Background: Physicians report high prevalence of depression, work long hours and are exposed to many occupational stresses (OSs).
Aims: To investigate the cross-sectional association between working hours, OS and depression among physicians.
Methods: A self-administered questionnaire was mailed to 1902 alumni of a medical school. The questionnaire evaluated working hours in the previous week, OS assessed by the effort-reward imbalance model, social support and depression evaluated by the Center for Epidemiologic Studies Depression scale. The associations between these occupational factors and depression were analyzed using multiple logistic regression.
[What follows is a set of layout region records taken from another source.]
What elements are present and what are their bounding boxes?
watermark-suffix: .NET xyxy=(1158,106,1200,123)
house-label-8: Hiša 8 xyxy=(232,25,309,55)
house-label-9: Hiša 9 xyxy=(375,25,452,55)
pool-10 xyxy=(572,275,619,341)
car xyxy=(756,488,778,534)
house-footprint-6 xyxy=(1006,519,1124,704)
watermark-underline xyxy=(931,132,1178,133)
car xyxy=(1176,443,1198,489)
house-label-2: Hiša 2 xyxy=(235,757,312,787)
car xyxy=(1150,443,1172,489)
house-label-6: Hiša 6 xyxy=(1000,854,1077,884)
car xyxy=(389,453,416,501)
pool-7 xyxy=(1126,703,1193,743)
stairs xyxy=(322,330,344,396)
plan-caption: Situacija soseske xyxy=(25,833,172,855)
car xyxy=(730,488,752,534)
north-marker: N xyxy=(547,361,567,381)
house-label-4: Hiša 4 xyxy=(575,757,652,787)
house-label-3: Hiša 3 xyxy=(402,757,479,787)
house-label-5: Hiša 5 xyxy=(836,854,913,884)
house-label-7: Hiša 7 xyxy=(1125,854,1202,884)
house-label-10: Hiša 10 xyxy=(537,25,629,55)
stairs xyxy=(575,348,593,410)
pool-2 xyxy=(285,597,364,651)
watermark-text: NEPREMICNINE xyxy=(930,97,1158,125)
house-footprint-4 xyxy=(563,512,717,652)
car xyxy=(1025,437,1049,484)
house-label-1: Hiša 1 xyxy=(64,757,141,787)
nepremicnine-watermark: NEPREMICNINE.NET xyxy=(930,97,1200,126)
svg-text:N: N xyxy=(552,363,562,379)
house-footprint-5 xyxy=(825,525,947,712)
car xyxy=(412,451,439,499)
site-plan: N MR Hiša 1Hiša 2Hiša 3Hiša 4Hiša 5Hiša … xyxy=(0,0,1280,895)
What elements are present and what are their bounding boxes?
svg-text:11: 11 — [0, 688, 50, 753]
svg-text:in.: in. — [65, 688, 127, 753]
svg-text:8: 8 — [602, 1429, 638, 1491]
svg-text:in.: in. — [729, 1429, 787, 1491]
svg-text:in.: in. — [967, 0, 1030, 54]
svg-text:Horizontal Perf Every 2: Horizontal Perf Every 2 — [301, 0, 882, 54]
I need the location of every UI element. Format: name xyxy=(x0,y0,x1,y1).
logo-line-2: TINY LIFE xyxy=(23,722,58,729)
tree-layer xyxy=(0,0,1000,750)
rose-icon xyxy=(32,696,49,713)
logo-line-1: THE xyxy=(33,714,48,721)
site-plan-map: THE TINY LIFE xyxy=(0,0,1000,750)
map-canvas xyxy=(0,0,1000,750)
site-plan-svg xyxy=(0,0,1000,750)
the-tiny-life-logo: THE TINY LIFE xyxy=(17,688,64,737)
Results: The questionnaire was returned by 795 alumni (response rate, 42%), and 706 respondents (534 men and 172 women) were suitable for analysis. The odds ratio (OR) of depression in the long working hours group (>70 h/week) was 1.8 (95% CI: 1.1-2.8) compared with the short working hours group (<54 h/week), adjusted for basic attributes. The adjusted ORs of depression in the upper effort-reward ratio (ERR) tertile versus the lower ERR tertile were 0.6 (0.2-1.8) in the short working hours group, 8.5 (3.0-24.0) in the middle working hours group and 9.9 (3.8-25.7) in the long working hours group. The adjusted ORs of depression stratified according to working hours and ERR tended to be higher in the groups with a higher ERR, but no association between working hours and depression was found.
Conclusions: This study indicates that the management of OS is needed as a countermeasure against depression among physicians.